On Tue, 15 Sep 2009 20:14:57 -0400
Mark Mielke <mark@xxxxxxxxxxxxxx> wrote:

> On 09/15/2009 07:45 PM, Michael Cassaniti wrote:
> > Don't try bypassing the mountpoint to perform file operations _period_ 
> > . You can always have a replicate mountpoint configured on the server 
> > (i.e. a client for replicate), as well as the server side. NFS should 
> > run on top of this replicate mountpoint. This (poor) graphic may help. 
> > Note that everything is running on the same machine:
> 
> Agree. The main feature of GlusterFS in this regard has to do with read 
> - not write. It is very cool that if GlusterFS with cluster/replicate 
> completely fails, the backing store is still accessible to recover from. 
> However, this is not a license to write or re-write the backing story as 
> we see fit. It should be treated as read-only if it is used at all.
> 
> Note that even read-only does not work if one starts to use the 
> BerkeleyDB storage method, distribute, or stripe.
> 
> In any case - dropping extended attributes for a system that relies on 
> extended attributes is a lossy backup, and should be expected to be 
> invalid if restored into place. Even if the extended attributes are kept 
> in the backup - I think it only decreases the risk, it does not 
> eliminate it. Writes really should not bypass the mount point.
> 
> Cheers,
> mark

Well, Michael, Mark, maybe we should talk more about real setups and less
about theory. In theory everything you say makes sense, and clearly your
"don't do that" approach is clean.
Unfortunately the real world ist not that clean and hardly ever can be bent to
be. But fortunately theory looks at setup that are rare in real world.
Lets make a trivial setup, lots of data for webservers and some ftp servers
for feeding in and deleting old. The first thing in sight: compared to the
reads there are very few writes, mostly sequential logfiles. And another
thing: most of the data does not get read nor written the whole day long.
This is a pretty common example I would say. Since really very few changes are
going on compared to the total amount of stored data you may call the
situation pseudo-static.
What would you expect in that setup? Lets say the bad boys (ftp servers) are
local feeds and not going over glusterfs for some unknown reason.
What do they really do to the data? They delete (the data is gone afterwards,
so there is no problem at all), they write new files. It should be very simple
for glusterfs to detect a local fed new file, because it has no xattribs at
all (assuming every glusterfs-fed file has some (*)). So basically all you
have to do is try to write-lock the file on the backend store, create its
xattribs default, unlock and do a stat for self-healing the other subvolumes -
lets call such a thing "import".
Does that really sound unsolvable? (For simplicity we assume such local feeds
only on the first subvolume, and the cluster being replicate)

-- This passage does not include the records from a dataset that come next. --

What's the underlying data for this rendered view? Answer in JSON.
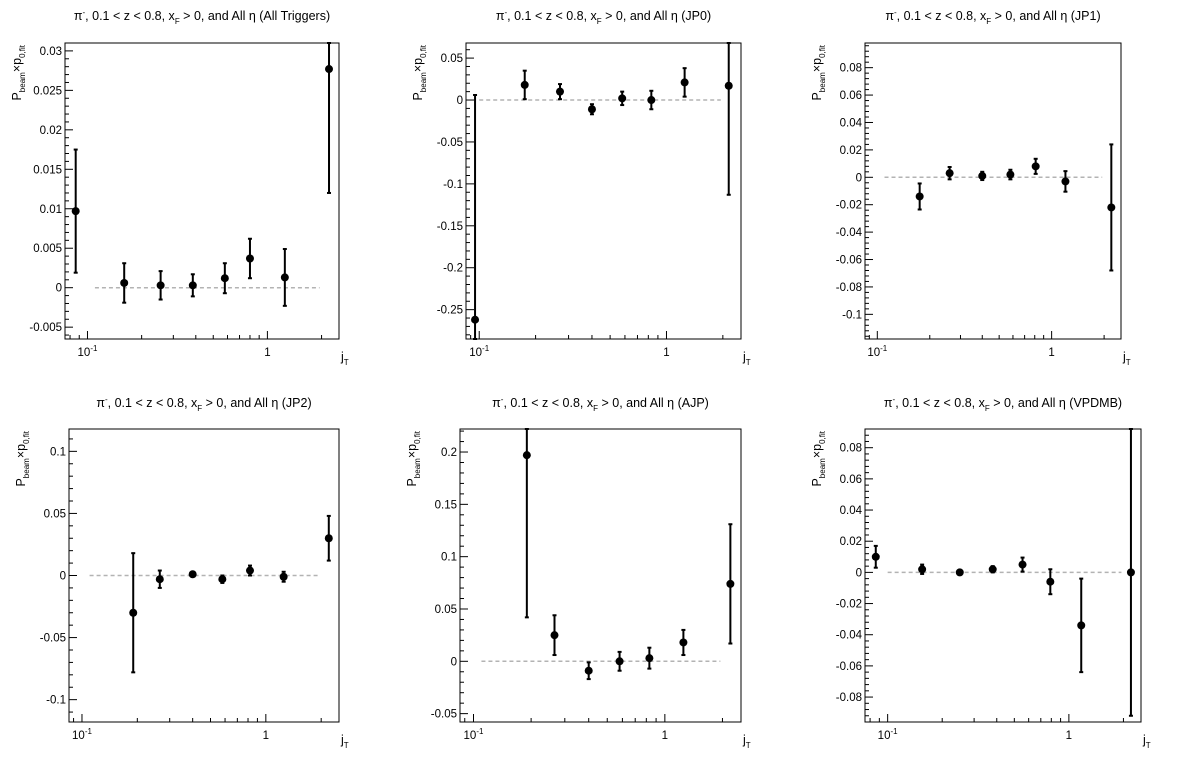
{
  "chart_data": [
    {
      "type": "scatter",
      "title": "π⁻, 0.1 < z < 0.8, x_F > 0, and All η (All Triggers)",
      "title_parts": {
        "pre": "π",
        "sup": "-",
        "mid": ", 0.1 < z < 0.8, x",
        "sub": "F",
        "post": " > 0, and All η (All Triggers)"
      },
      "xlabel": {
        "main": "j",
        "sub": "T"
      },
      "ylabel": {
        "main": "P",
        "sub1": "beam",
        "mid": "×p",
        "sub2": "0,fit"
      },
      "x_scale": "log",
      "xlim": [
        0.075,
        2.5
      ],
      "ylim": [
        -0.0065,
        0.031
      ],
      "xticks": [
        {
          "v": 0.1,
          "label": "10",
          "sup": "-1"
        },
        {
          "v": 1,
          "label": "1",
          "sup": ""
        }
      ],
      "yticks": [
        {
          "v": -0.005,
          "label": "-0.005"
        },
        {
          "v": 0,
          "label": "0"
        },
        {
          "v": 0.005,
          "label": "0.005"
        },
        {
          "v": 0.01,
          "label": "0.01"
        },
        {
          "v": 0.015,
          "label": "0.015"
        },
        {
          "v": 0.02,
          "label": "0.02"
        },
        {
          "v": 0.025,
          "label": "0.025"
        },
        {
          "v": 0.03,
          "label": "0.03"
        }
      ],
      "zero_line": [
        0.11,
        1.95
      ],
      "points": [
        {
          "x": 0.086,
          "y": 0.0097,
          "err": 0.0078
        },
        {
          "x": 0.16,
          "y": 0.0006,
          "err": 0.0025
        },
        {
          "x": 0.255,
          "y": 0.0003,
          "err": 0.0018
        },
        {
          "x": 0.385,
          "y": 0.0003,
          "err": 0.0014
        },
        {
          "x": 0.58,
          "y": 0.0012,
          "err": 0.0019
        },
        {
          "x": 0.8,
          "y": 0.0037,
          "err": 0.0025
        },
        {
          "x": 1.25,
          "y": 0.0013,
          "err": 0.0036
        },
        {
          "x": 2.2,
          "y": 0.0277,
          "err": 0.0157
        }
      ]
    },
    {
      "type": "scatter",
      "title": "π⁻, 0.1 < z < 0.8, x_F > 0, and All η (JP0)",
      "title_parts": {
        "pre": "π",
        "sup": "-",
        "mid": ", 0.1 < z < 0.8, x",
        "sub": "F",
        "post": " > 0, and All η (JP0)"
      },
      "xlabel": {
        "main": "j",
        "sub": "T"
      },
      "ylabel": {
        "main": "P",
        "sub1": "beam",
        "mid": "×p",
        "sub2": "0,fit"
      },
      "x_scale": "log",
      "xlim": [
        0.085,
        2.5
      ],
      "ylim": [
        -0.285,
        0.068
      ],
      "xticks": [
        {
          "v": 0.1,
          "label": "10",
          "sup": "-1"
        },
        {
          "v": 1,
          "label": "1",
          "sup": ""
        }
      ],
      "yticks": [
        {
          "v": -0.25,
          "label": "-0.25"
        },
        {
          "v": -0.2,
          "label": "-0.2"
        },
        {
          "v": -0.15,
          "label": "-0.15"
        },
        {
          "v": -0.1,
          "label": "-0.1"
        },
        {
          "v": -0.05,
          "label": "-0.05"
        },
        {
          "v": 0,
          "label": "0"
        },
        {
          "v": 0.05,
          "label": "0.05"
        }
      ],
      "zero_line": [
        0.1,
        1.95
      ],
      "points": [
        {
          "x": 0.095,
          "y": -0.262,
          "err": 0.268
        },
        {
          "x": 0.175,
          "y": 0.018,
          "err": 0.017
        },
        {
          "x": 0.27,
          "y": 0.01,
          "err": 0.009
        },
        {
          "x": 0.4,
          "y": -0.011,
          "err": 0.006
        },
        {
          "x": 0.58,
          "y": 0.002,
          "err": 0.008
        },
        {
          "x": 0.83,
          "y": 0.0,
          "err": 0.011
        },
        {
          "x": 1.25,
          "y": 0.021,
          "err": 0.017
        },
        {
          "x": 2.15,
          "y": 0.017,
          "err": 0.13
        }
      ]
    },
    {
      "type": "scatter",
      "title": "π⁻, 0.1 < z < 0.8, x_F > 0, and All η (JP1)",
      "title_parts": {
        "pre": "π",
        "sup": "-",
        "mid": ", 0.1 < z < 0.8, x",
        "sub": "F",
        "post": " > 0, and All η (JP1)"
      },
      "xlabel": {
        "main": "j",
        "sub": "T"
      },
      "ylabel": {
        "main": "P",
        "sub1": "beam",
        "mid": "×p",
        "sub2": "0,fit"
      },
      "x_scale": "log",
      "xlim": [
        0.085,
        2.5
      ],
      "ylim": [
        -0.118,
        0.098
      ],
      "xticks": [
        {
          "v": 0.1,
          "label": "10",
          "sup": "-1"
        },
        {
          "v": 1,
          "label": "1",
          "sup": ""
        }
      ],
      "yticks": [
        {
          "v": -0.1,
          "label": "-0.1"
        },
        {
          "v": -0.08,
          "label": "-0.08"
        },
        {
          "v": -0.06,
          "label": "-0.06"
        },
        {
          "v": -0.04,
          "label": "-0.04"
        },
        {
          "v": -0.02,
          "label": "-0.02"
        },
        {
          "v": 0,
          "label": "0"
        },
        {
          "v": 0.02,
          "label": "0.02"
        },
        {
          "v": 0.04,
          "label": "0.04"
        },
        {
          "v": 0.06,
          "label": "0.06"
        },
        {
          "v": 0.08,
          "label": "0.08"
        }
      ],
      "zero_line": [
        0.11,
        1.95
      ],
      "points": [
        {
          "x": 0.175,
          "y": -0.014,
          "err": 0.0095
        },
        {
          "x": 0.26,
          "y": 0.003,
          "err": 0.0045
        },
        {
          "x": 0.4,
          "y": 0.001,
          "err": 0.003
        },
        {
          "x": 0.58,
          "y": 0.002,
          "err": 0.0035
        },
        {
          "x": 0.81,
          "y": 0.008,
          "err": 0.0055
        },
        {
          "x": 1.2,
          "y": -0.003,
          "err": 0.0075
        },
        {
          "x": 2.2,
          "y": -0.022,
          "err": 0.046
        }
      ]
    },
    {
      "type": "scatter",
      "title": "π⁻, 0.1 < z < 0.8, x_F > 0, and All η (JP2)",
      "title_parts": {
        "pre": "π",
        "sup": "-",
        "mid": ", 0.1 < z < 0.8, x",
        "sub": "F",
        "post": " > 0, and All η (JP2)"
      },
      "xlabel": {
        "main": "j",
        "sub": "T"
      },
      "ylabel": {
        "main": "P",
        "sub1": "beam",
        "mid": "×p",
        "sub2": "0,fit"
      },
      "x_scale": "log",
      "xlim": [
        0.085,
        2.5
      ],
      "ylim": [
        -0.118,
        0.118
      ],
      "xticks": [
        {
          "v": 0.1,
          "label": "10",
          "sup": "-1"
        },
        {
          "v": 1,
          "label": "1",
          "sup": ""
        }
      ],
      "yticks": [
        {
          "v": -0.1,
          "label": "-0.1"
        },
        {
          "v": -0.05,
          "label": "-0.05"
        },
        {
          "v": 0,
          "label": "0"
        },
        {
          "v": 0.05,
          "label": "0.05"
        },
        {
          "v": 0.1,
          "label": "0.1"
        }
      ],
      "zero_line": [
        0.11,
        1.95
      ],
      "points": [
        {
          "x": 0.19,
          "y": -0.03,
          "err": 0.048
        },
        {
          "x": 0.265,
          "y": -0.003,
          "err": 0.007
        },
        {
          "x": 0.4,
          "y": 0.001,
          "err": 0.0015
        },
        {
          "x": 0.58,
          "y": -0.003,
          "err": 0.003
        },
        {
          "x": 0.82,
          "y": 0.004,
          "err": 0.004
        },
        {
          "x": 1.25,
          "y": -0.001,
          "err": 0.004
        },
        {
          "x": 2.2,
          "y": 0.03,
          "err": 0.018
        }
      ]
    },
    {
      "type": "scatter",
      "title": "π⁻, 0.1 < z < 0.8, x_F > 0, and All η (AJP)",
      "title_parts": {
        "pre": "π",
        "sup": "-",
        "mid": ", 0.1 < z < 0.8, x",
        "sub": "F",
        "post": " > 0, and All η (AJP)"
      },
      "xlabel": {
        "main": "j",
        "sub": "T"
      },
      "ylabel": {
        "main": "P",
        "sub1": "beam",
        "mid": "×p",
        "sub2": "0,fit"
      },
      "x_scale": "log",
      "xlim": [
        0.085,
        2.5
      ],
      "ylim": [
        -0.058,
        0.222
      ],
      "xticks": [
        {
          "v": 0.1,
          "label": "10",
          "sup": "-1"
        },
        {
          "v": 1,
          "label": "1",
          "sup": ""
        }
      ],
      "yticks": [
        {
          "v": -0.05,
          "label": "-0.05"
        },
        {
          "v": 0,
          "label": "0"
        },
        {
          "v": 0.05,
          "label": "0.05"
        },
        {
          "v": 0.1,
          "label": "0.1"
        },
        {
          "v": 0.15,
          "label": "0.15"
        },
        {
          "v": 0.2,
          "label": "0.2"
        }
      ],
      "zero_line": [
        0.11,
        1.95
      ],
      "points": [
        {
          "x": 0.19,
          "y": 0.197,
          "err": 0.155
        },
        {
          "x": 0.265,
          "y": 0.025,
          "err": 0.019
        },
        {
          "x": 0.4,
          "y": -0.009,
          "err": 0.008
        },
        {
          "x": 0.58,
          "y": 0.0,
          "err": 0.009
        },
        {
          "x": 0.83,
          "y": 0.003,
          "err": 0.01
        },
        {
          "x": 1.25,
          "y": 0.018,
          "err": 0.012
        },
        {
          "x": 2.2,
          "y": 0.074,
          "err": 0.057
        }
      ]
    },
    {
      "type": "scatter",
      "title": "π⁻, 0.1 < z < 0.8, x_F > 0, and All η (VPDMB)",
      "title_parts": {
        "pre": "π",
        "sup": "-",
        "mid": ", 0.1 < z < 0.8, x",
        "sub": "F",
        "post": " > 0, and All η (VPDMB)"
      },
      "xlabel": {
        "main": "j",
        "sub": "T"
      },
      "ylabel": {
        "main": "P",
        "sub1": "beam",
        "mid": "×p",
        "sub2": "0,fit"
      },
      "x_scale": "log",
      "xlim": [
        0.075,
        2.5
      ],
      "ylim": [
        -0.096,
        0.092
      ],
      "xticks": [
        {
          "v": 0.1,
          "label": "10",
          "sup": "-1"
        },
        {
          "v": 1,
          "label": "1",
          "sup": ""
        }
      ],
      "yticks": [
        {
          "v": -0.08,
          "label": "-0.08"
        },
        {
          "v": -0.06,
          "label": "-0.06"
        },
        {
          "v": -0.04,
          "label": "-0.04"
        },
        {
          "v": -0.02,
          "label": "-0.02"
        },
        {
          "v": 0,
          "label": "0"
        },
        {
          "v": 0.02,
          "label": "0.02"
        },
        {
          "v": 0.04,
          "label": "0.04"
        },
        {
          "v": 0.06,
          "label": "0.06"
        },
        {
          "v": 0.08,
          "label": "0.08"
        }
      ],
      "zero_line": [
        0.1,
        1.95
      ],
      "points": [
        {
          "x": 0.086,
          "y": 0.01,
          "err": 0.007
        },
        {
          "x": 0.155,
          "y": 0.002,
          "err": 0.003
        },
        {
          "x": 0.25,
          "y": 0.0,
          "err": 0.0015
        },
        {
          "x": 0.38,
          "y": 0.002,
          "err": 0.002
        },
        {
          "x": 0.555,
          "y": 0.005,
          "err": 0.0045
        },
        {
          "x": 0.79,
          "y": -0.006,
          "err": 0.008
        },
        {
          "x": 1.17,
          "y": -0.034,
          "err": 0.03
        },
        {
          "x": 2.2,
          "y": 0.0,
          "err": 0.092
        }
      ]
    }
  ]
}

(*) IF not every glusterfs file has xattribs then "import" is even simpler and
can be done by just stat'ing. This case sounds pretty automagically happening
on first touching of the new file over glusterfs mountpoint.

Another story: the backup 
I am pretty astonished that you all talk about backuping the xattribs. But
according to your own clean philosophy there should be no problem for backups
without xattribs as long as they are read in from the glusterfs mountpoint.
Since other applications do not honor the xattribs either that can only mean
that a backup must be a complete snapshot without them.
Backup with xattribs in this sense can only be useful at all if read local
from the backend store to be able to recover that backend later on - including
the information hidden in the xattribs. But since you would not want to deal
with local data at all this should be no backup method at all.
Even from my bad boy position I would not backup xattribs via local feed. The
reason for me lies in restore. If I local-restore a file without xattribs
I give glusterfs a realistic change to notice that this is a local fed file and
should probably be handled like discussed above ("import"). But if I
local-restore a file with xattribs it is likely that these contain a currently
invalid state. My guess is that this will harm glusterfs more than not having
xattribs for the file at all because there is possibly no good way to find out
the invalid state.
So how is topic xattribs linked to topic backup according to your opinion?

-- 
Regards,
Stephan